I have four kids. This is what I always wanted to do and I'm loving it. In my rose-tinted version of this dream I didn't notice the crumbs on the floor or the challenge of getting enough food and sleep. It's definitely a challenging dream to live out, but I'm determined to make it work...and to be happy about it too!
[Excuse me a minute while I nurse the baby and tell the kids to stop playing with the cooking utensils.]
That's not to say there's no frustration or tears. [Why are there utensils all over the floor and I did not say you could get out 15 blankets to make a tent in the kitchen!] Right now, for example, I have (another) breast infection. At least my cracked nipples are healing, finally.

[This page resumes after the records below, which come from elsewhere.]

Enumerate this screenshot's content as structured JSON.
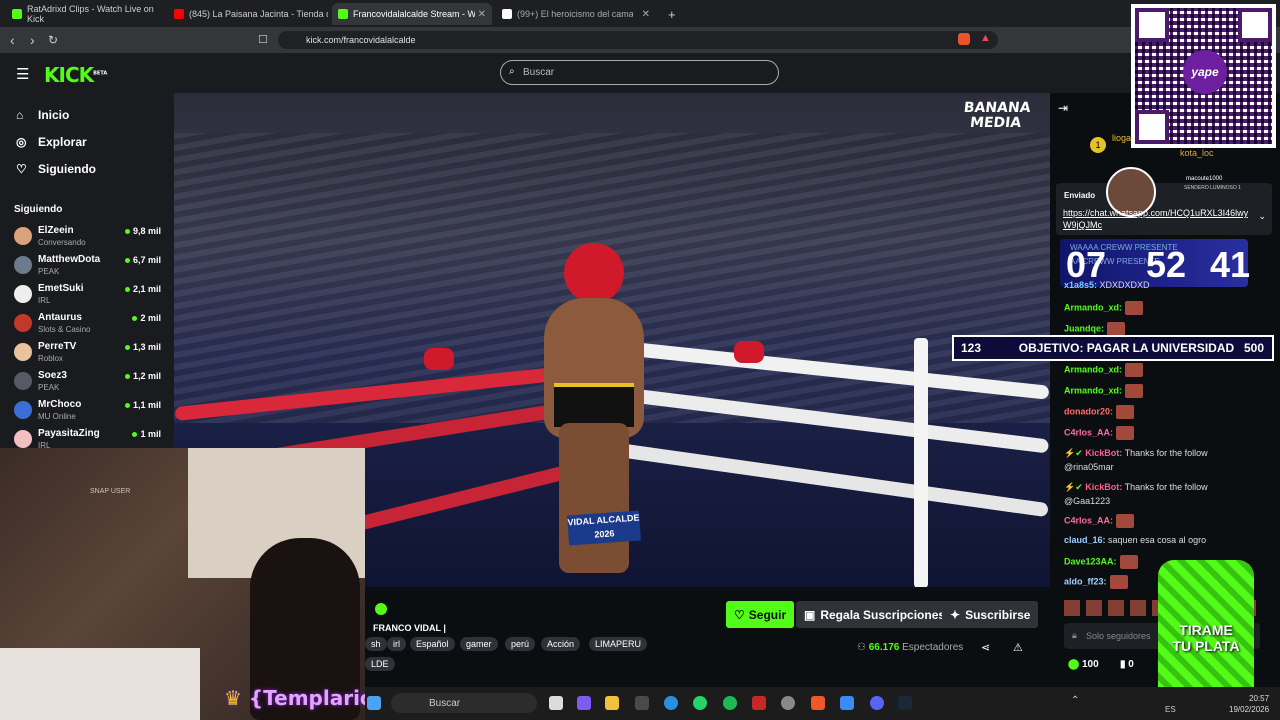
{
  "browser": {
    "tabs": [
      {
        "title": "RatAdrixd Clips - Watch Live on Kick",
        "favicon_color": "#53fc18"
      },
      {
        "title": "(845) La Paisana Jacinta - Tienda de l",
        "favicon_color": "#ff0000"
      },
      {
        "title": "Francovidalalcalde Stream - W",
        "favicon_color": "#53fc18"
      },
      {
        "title": "(99+) El heroicismo del camarógr",
        "favicon_color": "#ffffff"
      }
    ],
    "url": "kick.com/francovidalalcalde"
  },
  "header": {
    "logo": "KICK",
    "logo_badge": "BETA",
    "search_placeholder": "Buscar"
  },
  "sidebar": {
    "nav": [
      {
        "label": "Inicio",
        "icon": "home-icon"
      },
      {
        "label": "Explorar",
        "icon": "compass-icon"
      },
      {
        "label": "Siguiendo",
        "icon": "heart-icon"
      }
    ],
    "following_title": "Siguiendo",
    "channels": [
      {
        "name": "ElZeein",
        "category": "Conversando",
        "viewers": "9,8 mil",
        "color": "#d9a27a"
      },
      {
        "name": "MatthewDota",
        "category": "PEAK",
        "viewers": "6,7 mil",
        "color": "#6b7b8c"
      },
      {
        "name": "EmetSuki",
        "category": "IRL",
        "viewers": "2,1 mil",
        "color": "#eeeeee"
      },
      {
        "name": "Antaurus",
        "category": "Slots & Casino",
        "viewers": "2 mil",
        "color": "#c0392b"
      },
      {
        "name": "PerreTV",
        "category": "Roblox",
        "viewers": "1,3 mil",
        "color": "#e8c39e"
      },
      {
        "name": "Soez3",
        "category": "PEAK",
        "viewers": "1,2 mil",
        "color": "#555a66"
      },
      {
        "name": "MrChoco",
        "category": "MU Online",
        "viewers": "1,1 mil",
        "color": "#3b6fd6"
      },
      {
        "name": "PayasitaZing",
        "category": "IRL",
        "viewers": "1 mil",
        "color": "#f2c0c0"
      }
    ]
  },
  "video": {
    "watermark_line1": "BANANA",
    "watermark_line2": "MEDIA",
    "banner": "VIDAL ALCALDE 2026"
  },
  "stream_info": {
    "title": "FRANCO VIDAL |",
    "follow_label": "Seguir",
    "gift_label": "Regala Suscripciones",
    "subscribe_label": "Suscribirse",
    "tags": [
      "sh",
      "irl",
      "Español",
      "gamer",
      "perú",
      "Acción",
      "LIMAPERU"
    ],
    "extra_tag": "LDE",
    "viewers": "66.176",
    "viewers_label": "Espectadores"
  },
  "chat": {
    "top_user": "lioga",
    "top_user2": "kota_loc",
    "pinned_label": "Enviado",
    "pinned_user": "macoute1000",
    "pinned_sub": "SENDERO LUMINOSO 1",
    "pinned_link": "https://chat.whatsapp.com/HCQ1uRXL3I46lwyW9jQJMc",
    "timer": {
      "h": "07",
      "m": "52",
      "s": "41"
    },
    "faded_lines": [
      "WAAAA CREWW PRESENTE",
      "AA CREWW PRESENTE"
    ],
    "messages": [
      {
        "user": "x1a8s5:",
        "text": "XDXDXDXD",
        "color": "#7ad0ff"
      },
      {
        "user": "Armando_xd:",
        "text": "",
        "color": "#53fc18"
      },
      {
        "user": "Juandqe:",
        "text": "",
        "color": "#53fc18"
      },
      {
        "user": "Armando_xd:",
        "text": "",
        "color": "#53fc18"
      },
      {
        "user": "Armando_xd:",
        "text": "",
        "color": "#53fc18"
      },
      {
        "user": "donador20:",
        "text": "",
        "color": "#ff6b6b"
      },
      {
        "user": "C4rlos_AA:",
        "text": "",
        "color": "#ff6b9e"
      },
      {
        "user": "KickBot:",
        "text": "Thanks for the follow",
        "text2": "@rina05mar",
        "color": "#ff5c8a"
      },
      {
        "user": "KickBot:",
        "text": "Thanks for the follow",
        "text2": "@Gaa1223",
        "color": "#ff5c8a"
      },
      {
        "user": "C4rlos_AA:",
        "text": "",
        "color": "#ff6b9e"
      },
      {
        "user": "claud_16:",
        "text": "saquen esa cosa al ogro",
        "color": "#9bd0ff"
      },
      {
        "user": "Dave123AA:",
        "text": "",
        "color": "#53fc18"
      },
      {
        "user": "aldo_ff23:",
        "text": "",
        "color": "#9bd0ff"
      }
    ],
    "input_placeholder": "Solo seguidores",
    "points": "100",
    "points2": "0"
  },
  "goal": {
    "current": "123",
    "label": "OBJETIVO: PAGAR LA UNIVERSIDAD",
    "target": "500"
  },
  "overlay": {
    "streamer_tag": "{TemplarioX}",
    "yape_label": "yape",
    "tirame_line1": "TIRAME",
    "tirame_line2": "TU PLATA",
    "cam_caption": "SNAP USER"
  },
  "taskbar": {
    "search_placeholder": "Buscar",
    "time": "20:57",
    "date": "19/02/2026",
    "lang": "ES"
  }
}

No, I'm certainly not happy all the time, but times like these pass. [Sorry, kids, for yelling at you when you still didn't clean up your toys. Forgive me?] I prefer to focus on remembering those first milk-drunk smiles (even if they are at three in the morning). I may be laying on the couch pretty much in misery, but what I will remember is the two-year-old's concern ("C-ying, Mommy?") and the three-year-old's sympathetic hug.
|My #1 priority is to coordinate naps and quiet time so I can sleep!|
|Folding laundry is pretty far down on the priority list,|
but the other day I did get it done!
|Three weeks old!|
With my other babies I loved have the newborn excuse for laying around and letting housework and other responsibilities slide. But this whole past year I have really enjoyed the order and peace of clean counters and sparkling sinks. I was having fun doing "schoolish-type activities" with the kids. Eli and I had been going for walks together in the morning before the kids woke up (thanks to live-in babysitters!). I really want to get back to all these wonderful little day to day routines!
But between nursing for about six hours a day and trying for eight hours of sleep, oh yeah, and getting food for the other hungry people here besides myself, it's an accomplishment to get everyone dressed, keep them clean and make sure they have clothes to wear. And every time I think I'm feeling good and up to tackling something like school or writing the birth story, I go down with a breast infection...or the kids wake up too early and we learn about good attitudes instead of numbers and colors.
So in the midst of the feedings and the diapers and the naps and the meals and the messes, I'm determining to be happy, because I'd rather be happy than miserable. Every time he smiles in his sleep I tell myself that I love my life. When I catch him staring at me from the crook of my arm, I rejoice. When attitudes explode in the play area, I remind myself that educating their minds can wait, but training their souls will not. It's a great story I'm living, Praise the Lord for choosing me to be in it!
The baby is done nursing now (multi-tasking is the mother's secret for getting anything done) and I hear pans clattering in the kitchen. Somehow I don't think the kids are cooking lunch.